Cuando uno escoge algo, eso tiene un impacto en otras personas.

La Teoría de los Juegos es tener en cuenta el impacto de mis decisiones en los otros cuando las voy a tomar.

El “juego” es la interacción entre dos o más partes y depende de que la gente actúe racionalmente, consciente de los límites del “juego” y de que la otra parte también conoce las reglas.

Estas interacciones estratégicas forman el punto crucial de la Teoría de los Juegos.
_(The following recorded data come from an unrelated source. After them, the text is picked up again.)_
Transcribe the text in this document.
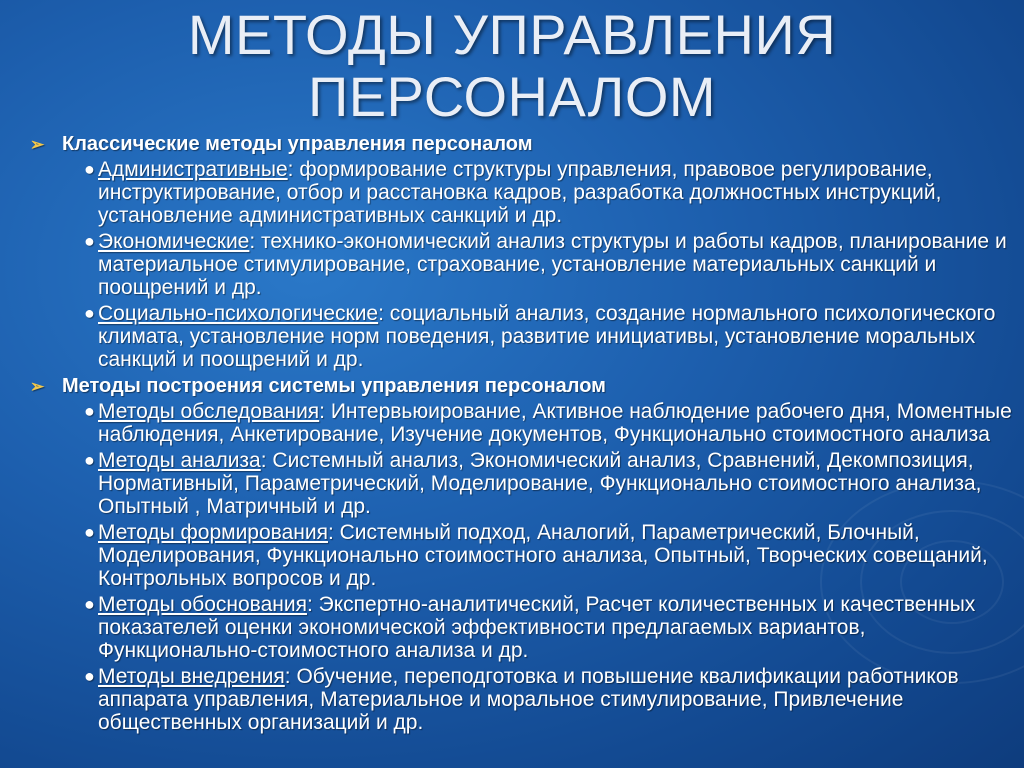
МЕТОДЫ УПРАВЛЕНИЯ
ПЕРСОНАЛОМ
➢ Классические методы управления персоналом
● Административные: формирование структуры управления, правовое регулирование, инструктирование, отбор и расстановка кадров, разработка должностных инструкций, установление административных санкций и др.
● Экономические: технико-экономический анализ структуры и работы кадров, планирование и материальное стимулирование, страхование, установление материальных санкций и поощрений и др.
● Социально-психологические: социальный анализ, создание нормального психологического климата, установление норм поведения, развитие инициативы, установление моральных санкций и поощрений и др.
➢ Методы построения системы управления персоналом
● Методы обследования: Интервьюирование, Активное наблюдение рабочего дня, Моментные наблюдения, Анкетирование, Изучение документов, Функционально стоимостного анализа
● Методы анализа: Системный анализ, Экономический анализ, Сравнений, Декомпозиция, Нормативный, Параметрический, Моделирование, Функционально стоимостного анализа, Опытный , Матричный и др.
● Методы формирования: Системный подход, Аналогий, Параметрический, Блочный, Моделирования, Функционально стоимостного анализа, Опытный, Творческих совещаний, Контрольных вопросов и др.
● Методы обоснования: Экспертно-аналитический, Расчет количественных и качественных показателей оценки экономической эффективности предлагаемых вариантов, Функционально-стоимостного анализа и др.
● Методы внедрения: Обучение, переподготовка и повышение квалификации работников аппарата управления, Материальное и моральное стимулирование, Привлечение общественных организаций и др.
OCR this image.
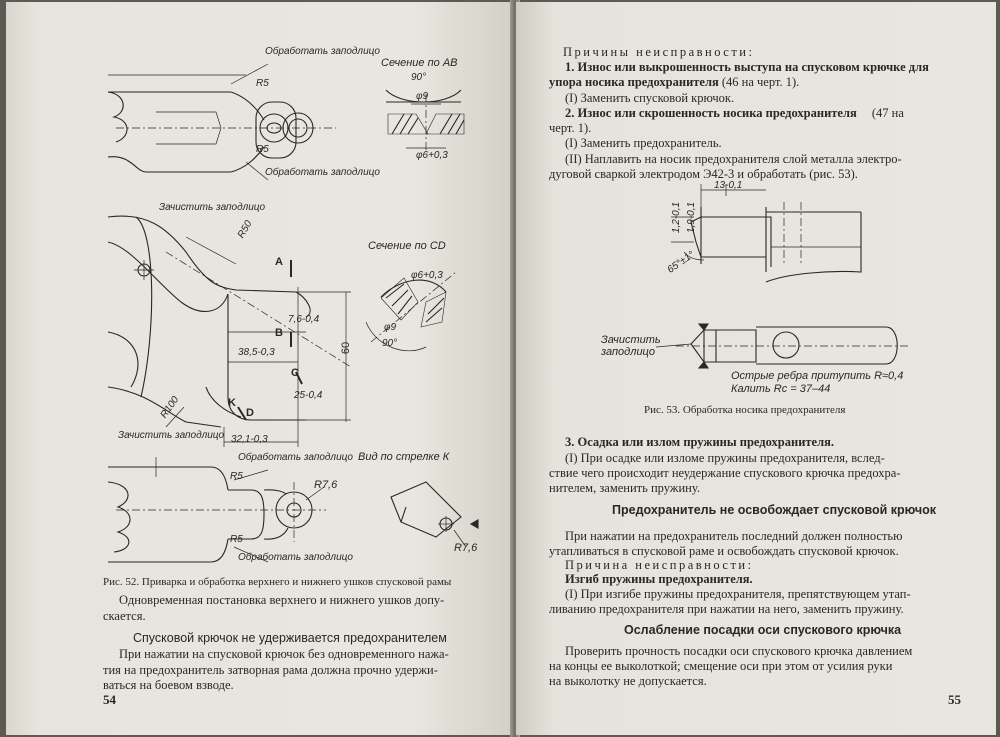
Обработать заподлицо
R5
R5
Обработать заподлицо
Сечение по АВ
90°
φ9
φ6+0,3
Зачистить заподлицо
R50
Сечение по СD
φ6+0,3
φ9
90°
A
B
7,6-0,4
38,5-0,3	60
C
25-0,4
K
D
R100
Зачистить заподлицо 32,1-0,3
Вид по стрелке К
Обработать заподлицо
R5
R7,6
R5
Обработать заподлицо
R7,6
Рис. 52. Приварка и обработка верхнего и нижнего ушков спусковой рамы
Одновременная постановка верхнего и нижнего ушков допу-
скается.
Спусковой крючок не удерживается предохранителем
При нажатии на спусковой крючок без одновременного нажа-
тия на предохранитель затворная рама должна прочно удержи-
ваться на боевом взводе.
54
Причины неисправности:
1. Износ или выкрошенность выступа на спусковом крючке для
упора носика предохранителя (46 на черт. 1).
(I) Заменить спусковой крючок.
2. Износ или скрошенность носика предохранителя (47 на
черт. 1).
(I) Заменить предохранитель.
(II) Наплавить на носик предохранителя слой металла электро-
дуговой сваркой электродом Э42-3 и обработать (рис. 53).
13-0,1
1,2-0,1 1,9-0,1
65°±1°
Зачистить заподлицо
Острые ребра притупить R≈0,4
Калить Rc = 37–44
Рис. 53. Обработка носика предохранителя
3. Осадка или излом пружины предохранителя.
(I) При осадке или изломе пружины предохранителя, вслед-
ствие чего происходит неудержание спускового крючка предохра-
нителем, заменить пружину.
Предохранитель не освобождает спусковой крючок
При нажатии на предохранитель последний должен полностью
утапливаться в спусковой раме и освобождать спусковой крючок.
Причина неисправности:
Изгиб пружины предохранителя.
(I) При изгибе пружины предохранителя, препятствующем утап-
ливанию предохранителя при нажатии на него, заменить пружину.
Ослабление посадки оси спускового крючка
Проверить прочность посадки оси спускового крючка давлением
на концы ее выколоткой; смещение оси при этом от усилия руки
на выколотку не допускается.
55
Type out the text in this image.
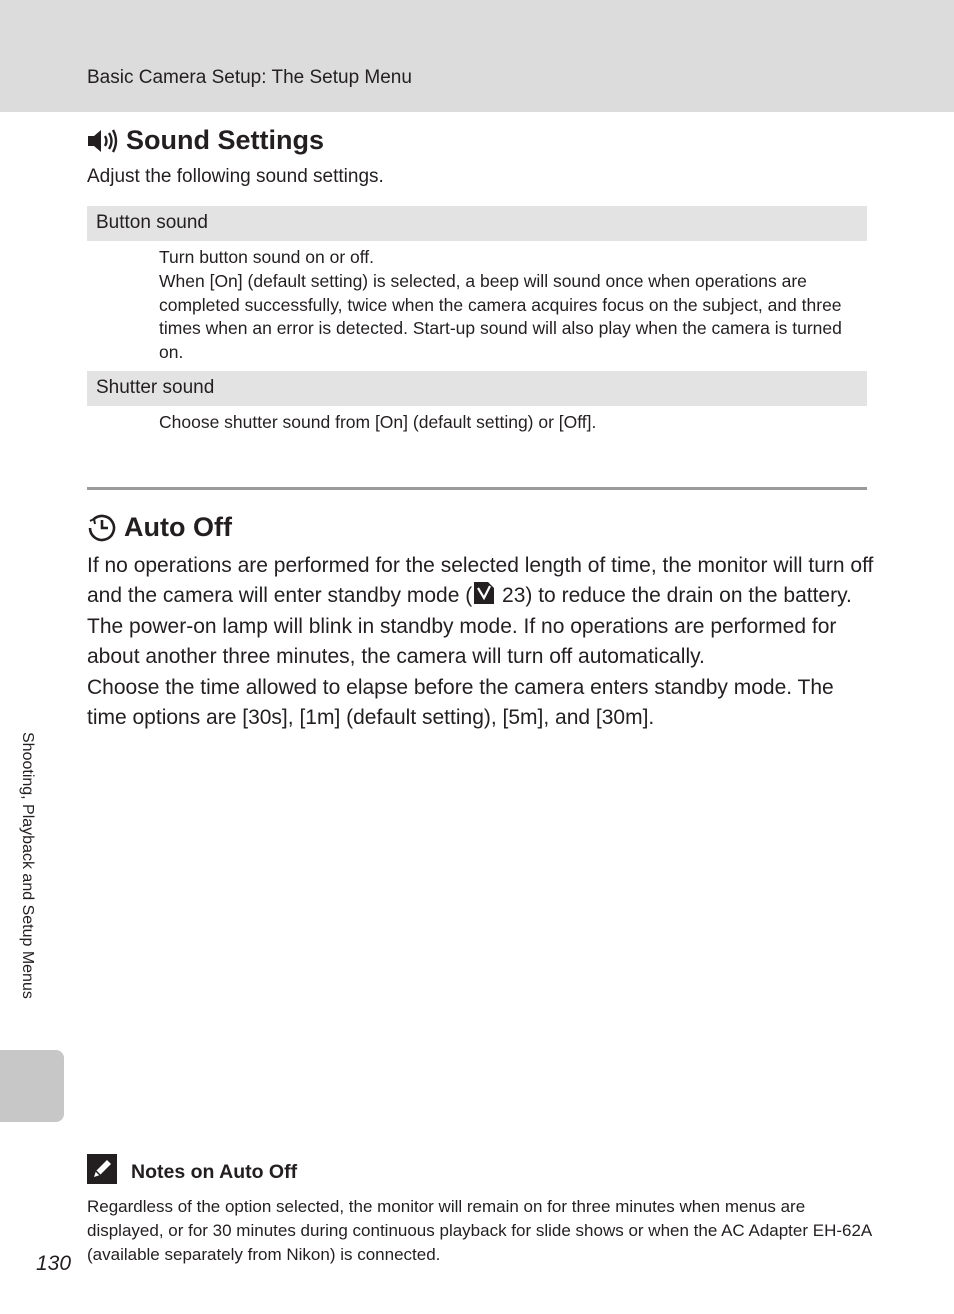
Basic Camera Setup: The Setup Menu
Sound Settings
Adjust the following sound settings.
Button sound

Turn button sound on or off.

When [On] (default setting) is selected, a beep will sound once when operations are completed successfully, twice when the camera acquires focus on the subject, and three times when an error is detected. Start-up sound will also play when the camera is turned on.

Shutter sound

Choose shutter sound from [On] (default setting) or [Off].

Auto Off

If no operations are performed for the selected length of time, the monitor will turn off and the camera will enter standby mode ( 23) to reduce the drain on the battery. The power-on lamp will blink in standby mode. If no operations are performed for about another three minutes, the camera will turn off automatically.

Choose the time allowed to elapse before the camera enters standby mode. The time options are [30s], [1m] (default setting), [5m], and [30m].

Shooting, Playback and Setup Menus
Notes on Auto Off
Regardless of the option selected, the monitor will remain on for three minutes when menus are displayed, or for 30 minutes during continuous playback for slide shows or when the AC Adapter EH-62A (available separately from Nikon) is connected.
130
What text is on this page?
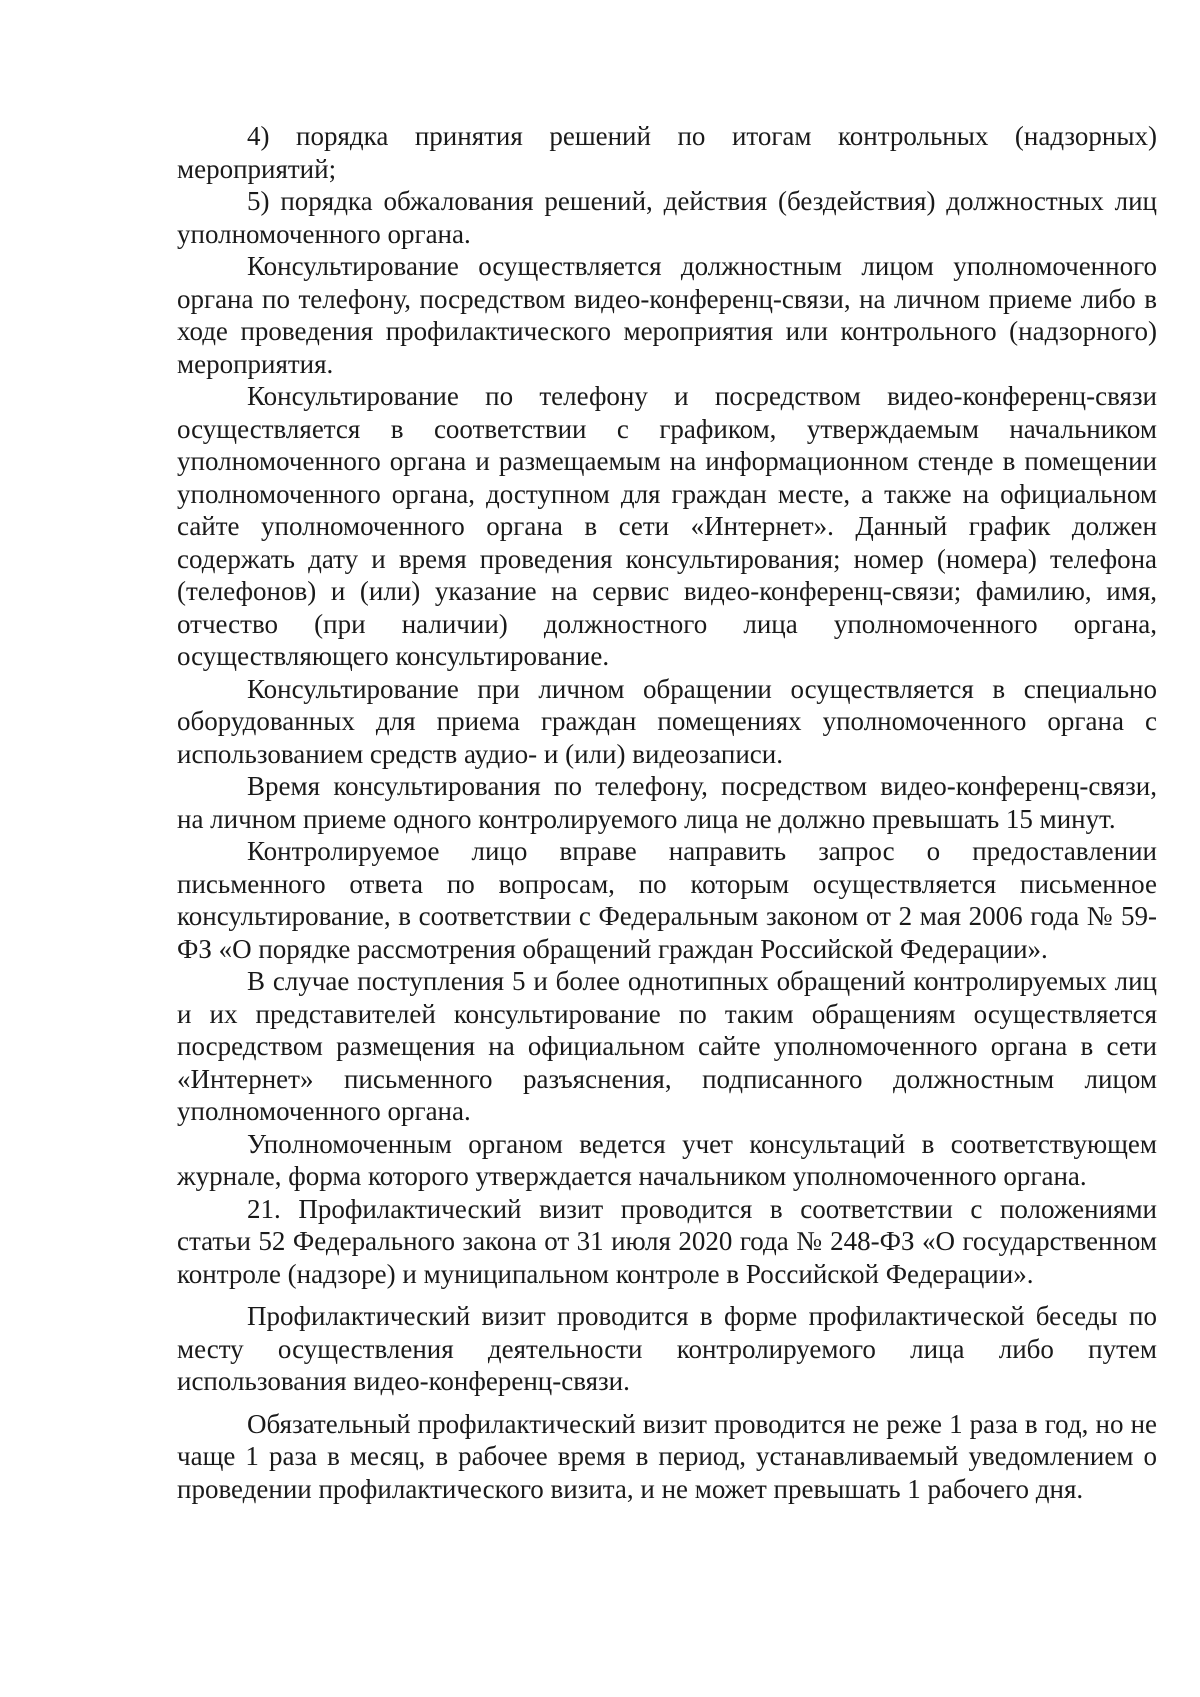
4) порядка принятия решений по итогам контрольных (надзорных) мероприятий;

5) порядка обжалования решений, действия (бездействия) должностных лиц уполномоченного органа.

Консультирование осуществляется должностным лицом уполномоченного органа по телефону, посредством видео-конференц-связи, на личном приеме либо в ходе проведения профилактического мероприятия или контрольного (надзорного) мероприятия.

Консультирование по телефону и посредством видео-конференц-связи осуществляется в соответствии с графиком, утверждаемым начальником уполномоченного органа и размещаемым на информационном стенде в помещении уполномоченного органа, доступном для граждан месте, а также на официальном сайте уполномоченного органа в сети «Интернет». Данный график должен содержать дату и время проведения консультирования; номер (номера) телефона (телефонов) и (или) указание на сервис видео-конференц-связи; фамилию, имя, отчество (при наличии) должностного лица уполномоченного органа, осуществляющего консультирование.

Консультирование при личном обращении осуществляется в специально оборудованных для приема граждан помещениях уполномоченного органа с использованием средств аудио- и (или) видеозаписи.

Время консультирования по телефону, посредством видео-конференц-связи, на личном приеме одного контролируемого лица не должно превышать 15 минут.

Контролируемое лицо вправе направить запрос о предоставлении письменного ответа по вопросам, по которым осуществляется письменное консультирование, в соответствии с Федеральным законом от 2 мая 2006 года № 59-ФЗ «О порядке рассмотрения обращений граждан Российской Федерации».

В случае поступления 5 и более однотипных обращений контролируемых лиц и их представителей консультирование по таким обращениям осуществляется посредством размещения на официальном сайте уполномоченного органа в сети «Интернет» письменного разъяснения, подписанного должностным лицом уполномоченного органа.

Уполномоченным органом ведется учет консультаций в соответствующем журнале, форма которого утверждается начальником уполномоченного органа.

21. Профилактический визит проводится в соответствии с положениями статьи 52 Федерального закона от 31 июля 2020 года № 248-ФЗ «О государственном контроле (надзоре) и муниципальном контроле в Российской Федерации».

Профилактический визит проводится в форме профилактической беседы по месту осуществления деятельности контролируемого лица либо путем использования видео-конференц-связи.

Обязательный профилактический визит проводится не реже 1 раза в год, но не чаще 1 раза в месяц, в рабочее время в период, устанавливаемый уведомлением о проведении профилактического визита, и не может превышать 1 рабочего дня.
“A veces la usamos conscientemente y otras intuitivamente” Incluso si la gente -y algunos animales- no razonan conscientemente sobre las estrategias que van a usar, otras fuerzas, como la evolución o la experiencia de errores pasados, a menudo la hace comportarse de la misma manera que si fueran jugadores fríamente racionales.

No todo es lo que parece: LA FÁBULA DEL “DESPISTADO” (Según Fontanarrosa)

Se cuenta que en una ciudad del interior, un grupo de personas se divertían con el “Despistado” del pueblo. Un pobre hombre de poca inteligencia, que vivía haciendo pequeños mandados y recibiendo limosnas. Diariamente, algunos hombres llamaban al “Despistado” al bar donde se reunían y le ofrecían escoger entre dos monedas: una de tamaño grande de 50 centavos y otra de menor tamaño, pero de 1 peso.

Él siempre agarraba la más grande y menos valiosa, lo que era motivo de risas para todos. Un día, alguien que observaba al grupo divertirse con el inocente hombre, lo llamó aparte y le preguntó si todavía no había percibido que la moneda de mayor tamaño valía menos y éste le respondió: – Lo sé, no soy tan “Despistado”…, vale la mitad, pero el día que escoja la otra, el jueguito se acaba y no voy a ganar más mi moneda.

Esta historia podría concluir aquí, como un simple chiste, pero se pueden sacar varias conclusiones:

La primera: Quien parece “Despistado”, no siempre lo es.

La segunda: ¿Cuáles eran los verdaderos “Despistados” de la historia?

La tercera: Una ambición desmedida puede acabar cortando tu fuente de ingresos.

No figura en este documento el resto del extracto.